Back in December of 2009, Microsoft announced the release of Unified Access Gateway 2010 (UAG) – the successor to Intelligent Application Gateway (IAG) in the Forefront Edge Gateway server range.
Hope told ITSP that his firm supplies three main offerings into the NHS: Web Single Sign On, Remote Access, and Self Service Password Reset.
The Winfrasoft HAS solution, he explained, binds the NHS smartcard to the active directory user name and password credential used in the Trust so that when it is presented it is immediately recognised.

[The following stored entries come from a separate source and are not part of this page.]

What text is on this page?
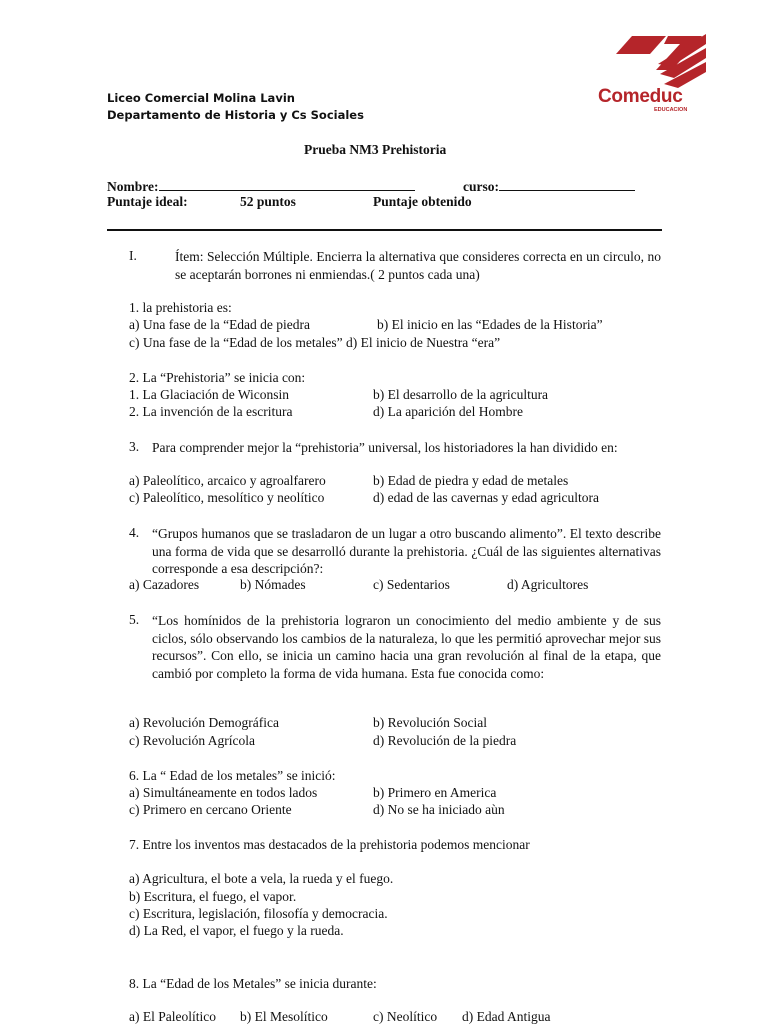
Comeduc
EDUCACION
Liceo Comercial Molina Lavin
Departamento de Historia y Cs Sociales
Prueba NM3 Prehistoria
Nombre:	curso:
Puntaje ideal:	52 puntos	Puntaje obtenido
I.	Ítem: Selección Múltiple. Encierra la alternativa que consideres correcta en un circulo, no se aceptarán borrones ni enmiendas.( 2 puntos cada una)
1. la prehistoria es:
a) Una fase de la “Edad de piedra	b) El inicio en las “Edades de la Historia”
c) Una fase de la “Edad de los metales” d) El inicio de Nuestra “era”
2. La “Prehistoria” se inicia con:
1. La Glaciación de Wiconsin	b) El desarrollo de la agricultura
2. La invención de la escritura	d) La aparición del Hombre
3. Para comprender mejor la “prehistoria” universal, los historiadores la han dividido en:
a) Paleolítico, arcaico y agroalfarero	b) Edad de piedra y edad de metales
c) Paleolítico, mesolítico y neolítico	d) edad de las cavernas y edad agricultora
4. “Grupos humanos que se trasladaron de un lugar a otro buscando alimento”. El texto describe una forma de vida que se desarrolló durante la prehistoria. ¿Cuál de las siguientes alternativas corresponde a esa descripción?:
a) Cazadores	b) Nómades	c) Sedentarios	d) Agricultores
5. “Los homínidos de la prehistoria lograron un conocimiento del medio ambiente y de sus ciclos, sólo observando los cambios de la naturaleza, lo que les permitió aprovechar mejor sus recursos”. Con ello, se inicia un camino hacia una gran revolución al final de la etapa, que cambió por completo la forma de vida humana. Esta fue conocida como:
a) Revolución Demográfica	b) Revolución Social
c) Revolución Agrícola	d) Revolución de la piedra
6. La “ Edad de los metales” se inició:
a) Simultáneamente en todos lados	b) Primero en America
c) Primero en cercano Oriente	d) No se ha iniciado aùn
7. Entre los inventos mas destacados de la prehistoria podemos mencionar
a) Agricultura, el bote a vela, la rueda y el fuego.
b) Escritura, el fuego, el vapor.
c) Escritura, legislación, filosofía y democracia.
d) La Red, el vapor, el fuego y la rueda.
8. La “Edad de los Metales” se inicia durante:
a) El Paleolítico b) El Mesolítico	c) Neolítico d) Edad Antigua
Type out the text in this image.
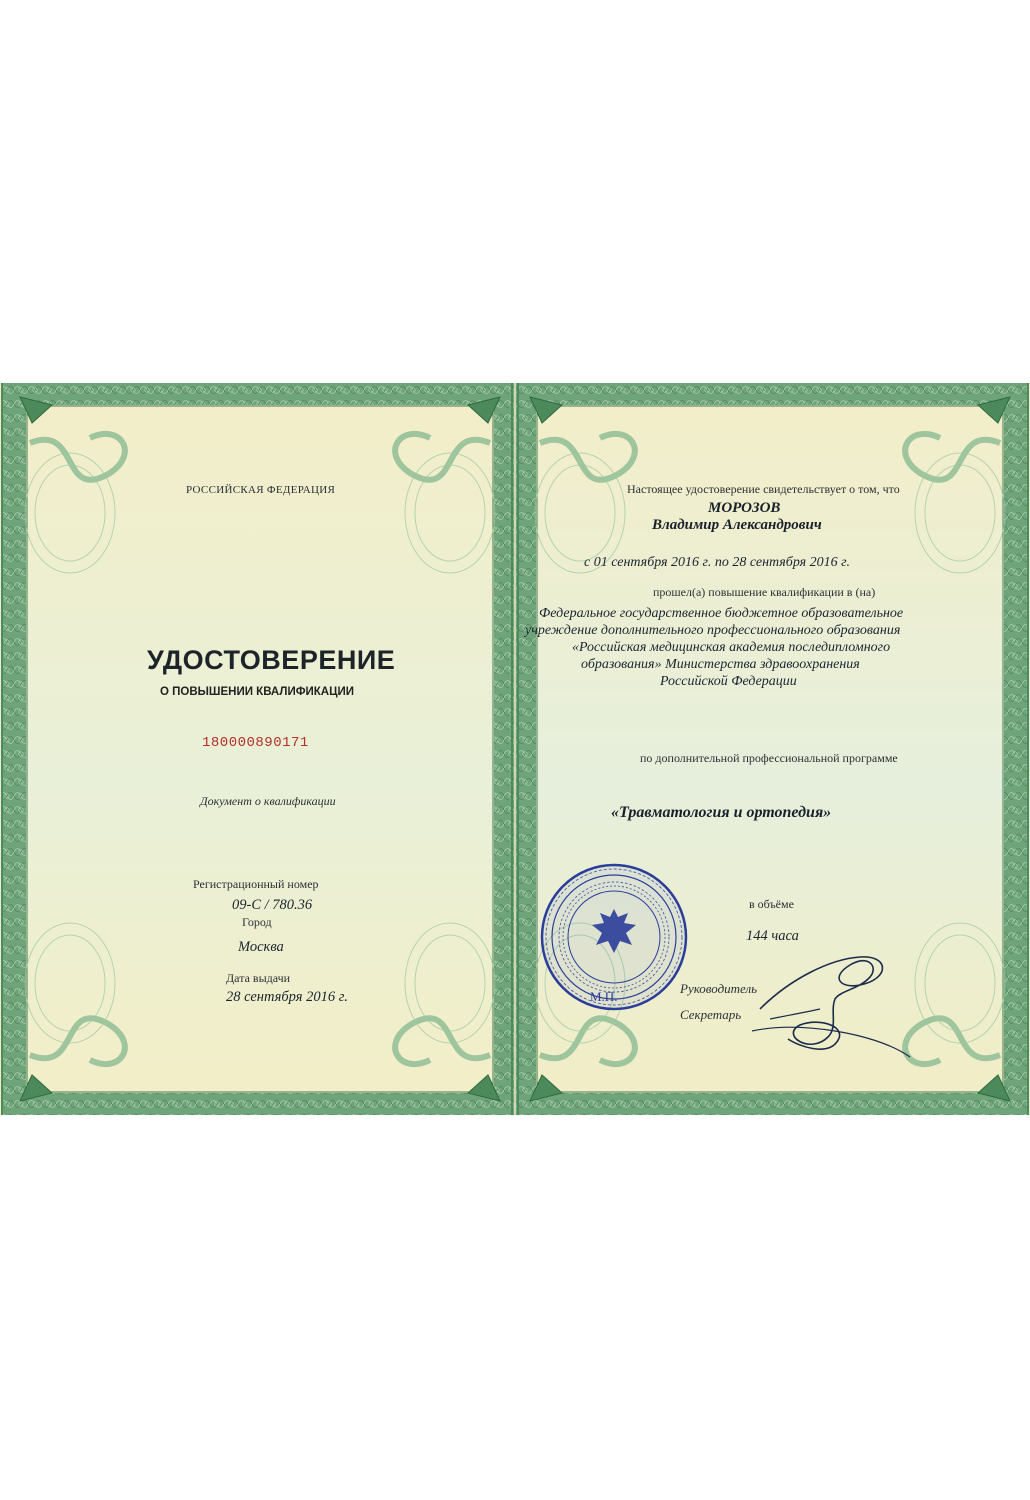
РОССИЙСКАЯ ФЕДЕРАЦИЯ
УДОСТОВЕРЕНИЕ
О ПОВЫШЕНИИ КВАЛИФИКАЦИИ
180000890171
Документ о квалификации
Регистрационный номер
09-С / 780.36
Город
Москва
Дата выдачи
28 сентября 2016 г.
Настоящее удостоверение свидетельствует о том, что
МОРОЗОВ
Владимир Александрович
с 01 сентября 2016 г. по 28 сентября 2016 г.
прошел(а) повышение квалификации в (на)
Федеральное государственное бюджетное образовательное
учреждение дополнительного профессионального образования
«Российская медицинская академия последипломного
образования» Министерства здравоохранения
Российской Федерации
по дополнительной профессиональной программе
«Травматология и ортопедия»
в объёме
144 часа
М.П.
Руководитель
Секретарь
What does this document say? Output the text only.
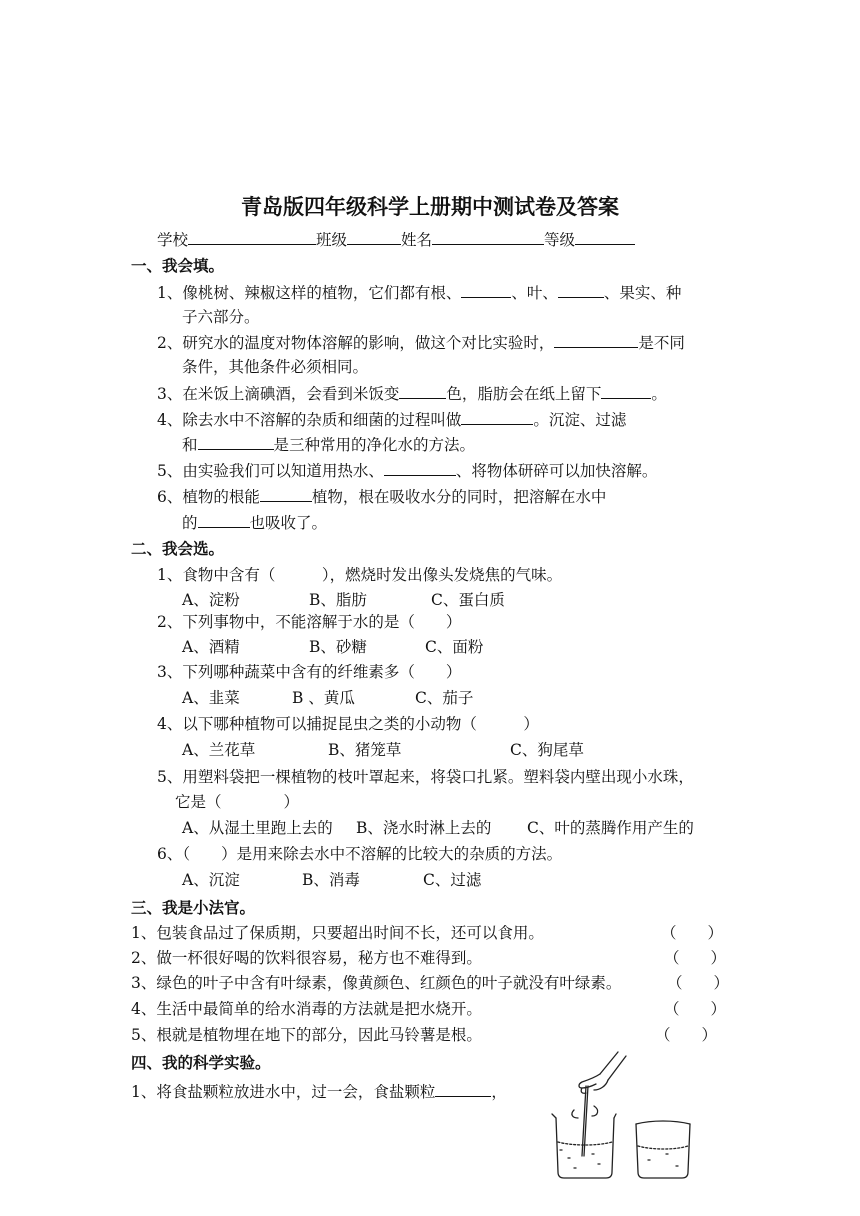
青岛版四年级科学上册期中测试卷及答案
学校	班级	姓名	等级
一、我会填。
1、像桃树、辣椒这样的植物，它们都有根、	、叶、	、果实、种
子六部分。
2、研究水的温度对物体溶解的影响，做这个对比实验时，	是不同
条件，其他条件必须相同。
3、在米饭上滴碘酒，会看到米饭变	色，脂肪会在纸上留下	。
4、除去水中不溶解的杂质和细菌的过程叫做	。沉淀、过滤
和	是三种常用的净化水的方法。
5、由实验我们可以知道用热水、	、将物体研碎可以加快溶解。
6、植物的根能	植物，根在吸收水分的同时，把溶解在水中
的	也吸收了。
二、我会选。
1、食物中含有（　　　），燃烧时发出像头发烧焦的气味。
A、淀粉	B、脂肪	C、蛋白质
2、下列事物中，不能溶解于水的是（　　）
A、酒精	B、砂糖	C、面粉
3、下列哪种蔬菜中含有的纤维素多（　　）
A、韭菜	B 、黄瓜	C、茄子
4、以下哪种植物可以捕捉昆虫之类的小动物（　　　）
A、兰花草	B、猪笼草	C、狗尾草
5、用塑料袋把一棵植物的枝叶罩起来，将袋口扎紧。塑料袋内壁出现小水珠，
它是（　　　　）
A、从湿土里跑上去的 B、浇水时淋上去的 C、叶的蒸腾作用产生的
6、（　　）是用来除去水中不溶解的比较大的杂质的方法。
A、沉淀	B、消毒	C、过滤
三、我是小法官。
1、包装食品过了保质期，只要超出时间不长，还可以食用。	（　　）
2、做一杯很好喝的饮料很容易，秘方也不难得到。	（　　）
3、绿色的叶子中含有叶绿素，像黄颜色、红颜色的叶子就没有叶绿素。	（　　）
4、生活中最简单的给水消毒的方法就是把水烧开。	（　　）
5、根就是植物埋在地下的部分，因此马铃薯是根。	（　　）
四、我的科学实验。
1、将食盐颗粒放进水中，过一会，食盐颗粒	，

Deploying authentication technology in the NHS – and other markets – says Hope, is made easier by offering clients a software development kit – as well as embedded code to allow them to include “five lines of code” on their Web sites and other gateway applications.
The authentication process is also supported, he says, by the use of authentication apps on all the major smartphone platforms, although, he concedes, the server programming code is a lot more complex.
Perhaps surprisingly, Hope told ITSP that, whilst Winfrasoft is a member of the OATH open source authentication project, much of its security technology is based on proprietary code, which has allowed it to develop smartphone authentication and simple code elements for clients.